特捜部によると、白橋容疑者はデータ解析を行う際、バルサルタンを服用して脳卒中を発症した患者を少なくする一方、ほかの降圧剤の脳卒中発症者を水増しするなどして、統計的な差が明確であるようにみせかけていた。
特捜部は今年2月にノ社などを家宅捜索後、大学や試験に協力した関連病院に保存されていたカルテを押収し、分析を進めるとともに、試験に関わった複数の医師らからも事情の説明を求めてきた。大阪市立大の非常勤講師の肩書で臨床試験に参加し、主にデータ管理に携わった白橋容疑者が、データ改ざんに関わった可能性が強まった。

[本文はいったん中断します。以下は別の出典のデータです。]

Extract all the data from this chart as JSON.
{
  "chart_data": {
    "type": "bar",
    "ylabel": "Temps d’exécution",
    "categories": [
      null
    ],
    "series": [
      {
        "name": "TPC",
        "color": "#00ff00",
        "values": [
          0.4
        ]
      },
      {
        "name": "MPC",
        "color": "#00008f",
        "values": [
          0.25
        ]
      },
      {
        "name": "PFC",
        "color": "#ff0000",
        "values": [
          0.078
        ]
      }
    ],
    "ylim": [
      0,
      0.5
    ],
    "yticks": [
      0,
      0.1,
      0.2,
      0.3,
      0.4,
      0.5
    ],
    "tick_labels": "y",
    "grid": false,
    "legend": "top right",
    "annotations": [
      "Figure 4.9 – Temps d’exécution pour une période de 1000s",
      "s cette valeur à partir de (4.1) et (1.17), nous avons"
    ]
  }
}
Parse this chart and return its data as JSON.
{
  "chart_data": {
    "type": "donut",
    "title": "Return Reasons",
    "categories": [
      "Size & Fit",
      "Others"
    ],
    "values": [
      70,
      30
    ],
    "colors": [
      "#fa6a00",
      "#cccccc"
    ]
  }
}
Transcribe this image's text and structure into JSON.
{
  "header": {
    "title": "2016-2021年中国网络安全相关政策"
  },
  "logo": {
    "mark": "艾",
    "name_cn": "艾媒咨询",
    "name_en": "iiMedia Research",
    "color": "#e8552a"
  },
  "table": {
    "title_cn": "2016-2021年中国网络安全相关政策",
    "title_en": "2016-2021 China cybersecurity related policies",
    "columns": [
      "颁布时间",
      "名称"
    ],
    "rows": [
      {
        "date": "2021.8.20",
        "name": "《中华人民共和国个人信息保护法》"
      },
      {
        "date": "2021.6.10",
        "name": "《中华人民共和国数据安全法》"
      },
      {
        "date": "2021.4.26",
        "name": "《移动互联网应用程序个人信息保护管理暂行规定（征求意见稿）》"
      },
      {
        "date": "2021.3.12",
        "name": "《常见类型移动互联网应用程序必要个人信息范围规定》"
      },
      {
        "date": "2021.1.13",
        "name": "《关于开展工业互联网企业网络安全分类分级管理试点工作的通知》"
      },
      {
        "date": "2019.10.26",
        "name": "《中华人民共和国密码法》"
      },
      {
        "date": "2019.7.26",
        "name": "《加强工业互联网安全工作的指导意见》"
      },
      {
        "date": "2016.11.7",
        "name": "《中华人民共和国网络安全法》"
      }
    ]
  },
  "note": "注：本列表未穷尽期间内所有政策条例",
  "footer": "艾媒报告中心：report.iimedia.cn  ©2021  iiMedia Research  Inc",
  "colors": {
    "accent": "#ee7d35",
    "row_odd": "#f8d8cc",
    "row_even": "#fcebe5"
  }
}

京都府立医大の試験は04年に開始。約3000人を対象に、バルサルタンを投与する患者と、バルサルタン以外の降圧剤を投与した患者にグループを分け、降圧作用や心臓、腎臓、脳疾患の発症頻度などを比較した。その結果、バルサルタンを服用した患者の方が、脳卒中の発症例が明らかに低かったなどと結論づけた。
だが、論文不正問題の浮上を受けた同大の調査で、09年1月の試験終了直後に作成されたデータと、このデータを基に同4月に作成された解析用データでは、数値が改変されていたことが分かった。